GOTTLIEB: That’s right. I believe there were three when i started at the FDA. We were able to provide more resources for this group. Since then, more resources have been added and the current administration has requested a budget to add four additional people. However, there are only nine people who currently oversee, oversee, and oversee the entire United States industry. It was much lower than that a few years ago.

MARGARET BRENNAN: That’s astounding. Let me ask about COVID. This week, we reached a horrendous milestone of 1,000,000 deaths in the entire duration of this pandemic. We’re currently averaging 326 deaths per week. We’ve made a lot of progress. We heard this week from Dr. Fauci as well as Dr. Walensky that they have begun wearing masks indoors. There is concern that there may be an increase in the number of people who are using masks. What trends do you see? Where are we now?

GOTTLIEB – We are definitely experiencing a surge in infection, especially in the Northeast and parts the mid-Atlantic. The infections are at their peak right now, according to modeling in these states, including New York and Connecticut. It’s mostly due to Omicron variant B.2 and B.2. 12.1 that appears to be more contagious and have more immune escape than prior variants of Omicron. It seems that most people infected with Omicron are not people who have been infected with it before. But some portion of the 40% of people who escaped the prior wave of Omicron and are now getting caught by this current wave. I believe that the number of cases will continue to drop. Overall, the cities’ wastewater data shows that there are fewer cases and that we shouldn’t see a large wave of infections this summer. There are models that show an increase in infection, but it is not the same as what was reported by the administration. We didn’t see it in 2020.. We didn’t see it in 2021 when B117 emerged in the spring. This summer should provide a buffer against the spread of this variant. However, it does present a risk for the possible fall. It will be crucial to find out if the new vaccines being developed will adequately cover this variant of B2. They will, I hope. They will, I believe, but it remains to be seen.

MARGARET BRENNAN: So you reject the idea of a summer surge, even though scientists like Dr. Birx, who was on this program just a few weeks ago, is predicting and seeing a trend line that makes her very concerned that could happen because it’s happened before.

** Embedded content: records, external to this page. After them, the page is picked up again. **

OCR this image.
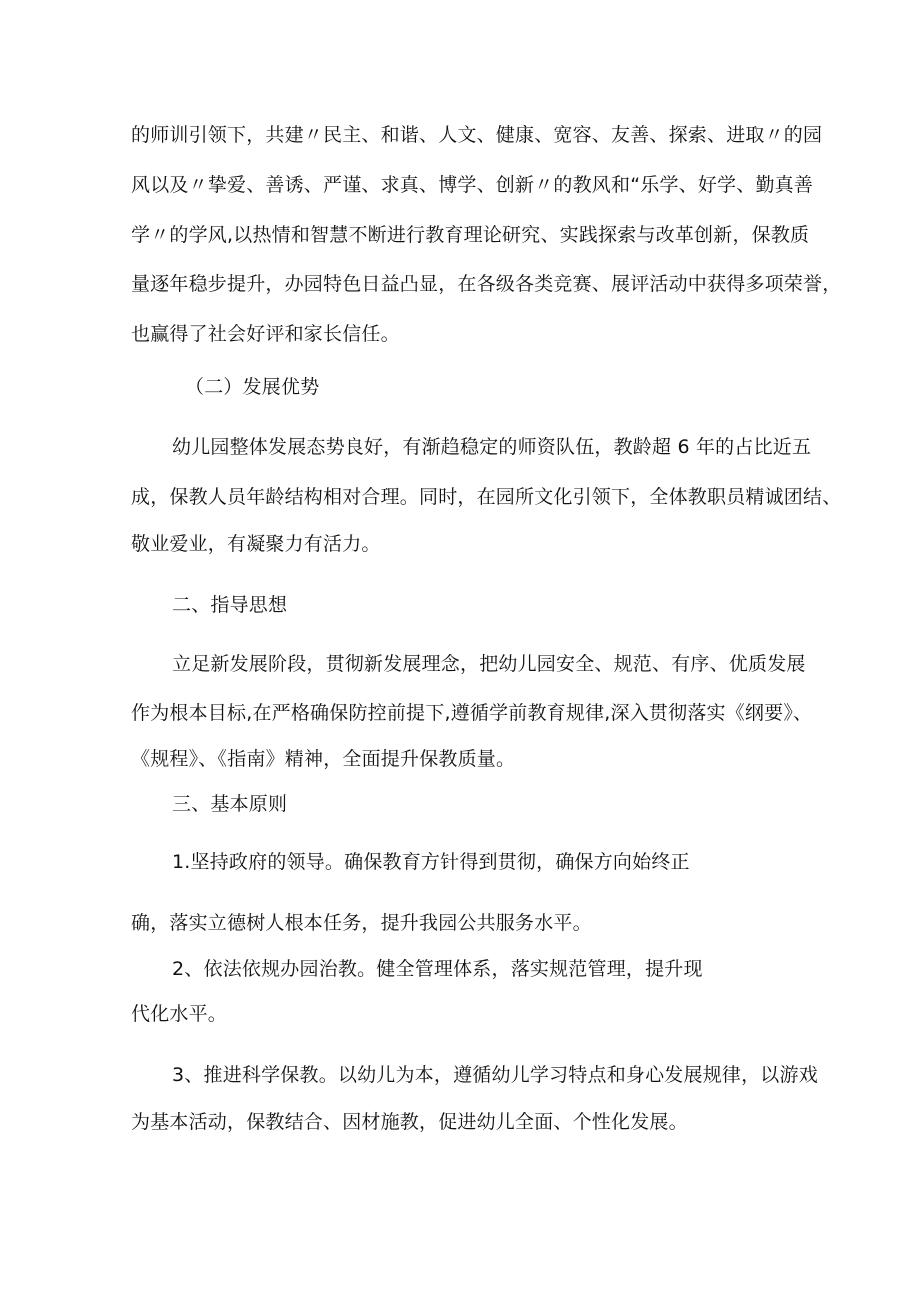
的师训引领下，共建〃民主、和谐、人文、健康、宽容、友善、探索、进取〃的园
风以及〃挚爱、善诱、严谨、求真、博学、创新〃的教风和“乐学、好学、勤真善
学〃的学风,以热情和智慧不断进行教育理论研究、实践探索与改革创新，保教质
量逐年稳步提升，办园特色日益凸显，在各级各类竞赛、展评活动中获得多项荣誉，
也赢得了社会好评和家长信任。
（二）发展优势
幼儿园整体发展态势良好，有渐趋稳定的师资队伍，教龄超 6 年的占比近五
成，保教人员年龄结构相对合理。同时，在园所文化引领下，全体教职员精诚团结、
敬业爱业，有凝聚力有活力。
二、指导思想
立足新发展阶段，贯彻新发展理念，把幼儿园安全、规范、有序、优质发展
作为根本目标,在严格确保防控前提下,遵循学前教育规律,深入贯彻落实《纲要》、
《规程》、《指南》精神，全面提升保教质量。
三、基本原则
1.坚持政府的领导。确保教育方针得到贯彻，确保方向始终正
确，落实立德树人根本任务，提升我园公共服务水平。
2、依法依规办园治教。健全管理体系，落实规范管理，提升现
代化水平。
3、推进科学保教。以幼儿为本，遵循幼儿学习特点和身心发展规律，以游戏
为基本活动，保教结合、因材施教，促进幼儿全面、个性化发展。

GOTTLIEB: Yeah. The White House was briefed last week on a model that shows a large surge in infection during the summer, driven by B2 as the virus moves into the Midwest. It is possible, but others disagree with that model. There is the possibility that you will see a gradual decline in infection levels over the summer. It’s more likely that infection levels will drop. Remember, we thought that there was going to be a big surge last year and this summer with B117 when it emerged in the spring. As we moved into the later spring, the infection levels began to drop. We had a quiet June in July. Then Delta arrived in late August and created a new wave. That’s likely the pattern we’ll see again. June, July, and relatively low people feel safe again. As we enter the summer, B.2. 12.1 is going to emerge or B2 mostly in the south.

MARGARET BRENNAN: Dr. Gottlieb, we’ll be watching that. As always, thank you for your insight.